We first factorise the Dr.
Dr.=x^3-5x^2+x-5= x^2(x-5)+1(x-5)=(x-5)(x^2+1).
Thus, Dr. has a linear factor = (x-5), and a quadratic one = (x^2+1), which can not be further factorised [ in RR]. In such a case, we need to find A,B,C in RR under the following supposition ::
(10x+2)/(x^3-5x^2+x-5)=(10x+2)/{(x-5)(x^2+1)}=A/(x-5)+(2Bx+C)/(x^2+1).................(1)
The 2 in (2Bx+C) has been so chosen, bcz. d/dx(x^2+1)=2x.
Simplifying the R.H.S. of (1) and then comparing the Nrs. of both sides, we find that,
A(x^2+1)+(2Bx+C)(x-5)=10x+2...............(2)
To determine A,B,C of (2), we can take any three values of x; sub. them one by one in (2) giving 3 eqns. in A,B,C and solve them.

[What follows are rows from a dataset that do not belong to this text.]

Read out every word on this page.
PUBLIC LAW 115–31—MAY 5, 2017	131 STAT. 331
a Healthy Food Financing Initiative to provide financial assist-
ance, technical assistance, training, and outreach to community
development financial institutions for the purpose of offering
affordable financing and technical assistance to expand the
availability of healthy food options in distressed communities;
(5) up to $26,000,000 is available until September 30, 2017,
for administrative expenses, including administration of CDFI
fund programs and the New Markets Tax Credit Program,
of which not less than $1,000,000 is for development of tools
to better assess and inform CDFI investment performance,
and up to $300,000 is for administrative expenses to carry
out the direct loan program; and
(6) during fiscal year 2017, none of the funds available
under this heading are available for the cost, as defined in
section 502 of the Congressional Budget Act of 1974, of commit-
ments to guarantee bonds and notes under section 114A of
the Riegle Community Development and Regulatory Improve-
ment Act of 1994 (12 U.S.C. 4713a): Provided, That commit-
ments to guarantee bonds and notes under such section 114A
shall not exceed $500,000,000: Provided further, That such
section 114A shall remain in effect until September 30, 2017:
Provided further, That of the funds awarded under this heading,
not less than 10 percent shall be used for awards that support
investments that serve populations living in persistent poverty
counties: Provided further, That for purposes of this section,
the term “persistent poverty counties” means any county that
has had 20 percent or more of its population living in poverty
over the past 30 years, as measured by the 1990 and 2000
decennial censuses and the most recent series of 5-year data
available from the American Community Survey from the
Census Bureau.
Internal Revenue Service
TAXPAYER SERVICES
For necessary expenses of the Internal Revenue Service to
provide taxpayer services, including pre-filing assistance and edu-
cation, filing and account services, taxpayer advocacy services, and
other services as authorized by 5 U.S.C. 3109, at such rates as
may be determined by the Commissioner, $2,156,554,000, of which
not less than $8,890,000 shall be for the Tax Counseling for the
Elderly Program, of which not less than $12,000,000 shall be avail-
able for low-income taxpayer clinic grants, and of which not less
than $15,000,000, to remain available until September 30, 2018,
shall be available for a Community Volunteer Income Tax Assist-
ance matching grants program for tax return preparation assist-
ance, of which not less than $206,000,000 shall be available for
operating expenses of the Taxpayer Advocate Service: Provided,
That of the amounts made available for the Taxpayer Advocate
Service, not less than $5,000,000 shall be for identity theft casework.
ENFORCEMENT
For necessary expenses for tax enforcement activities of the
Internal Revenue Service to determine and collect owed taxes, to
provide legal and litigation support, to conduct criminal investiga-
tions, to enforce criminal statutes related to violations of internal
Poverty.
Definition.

But, to make computational work easier, we tactfully choose x=5,0,1, to see :
x=5 rArr 26A=52 rArr A=2.
x=0 rArr A-5C=2 rArr 2-5C=2 rArr C=0.
x=1rArr2A+(2B+C)(-4)=12rArr4-8B=12rArr B=-1.
Using these A,B,C in (1), we have,
int(10x+2)/(x^3-5x^2+x-5)dx=int[2/(x-5)-(2x)/(x^2+1)]dx=int2/(x-5)dx-int(d/dx(x^2+1))/(x^2+1)dx=2ln|x-5|-ln(x^2+1)+K.
[K const. of int.]
In the second integral, we have made use of the formula : int(f'(x))/f(x)dx=ln|f(x)|+C_1.[C-1 const. of int.]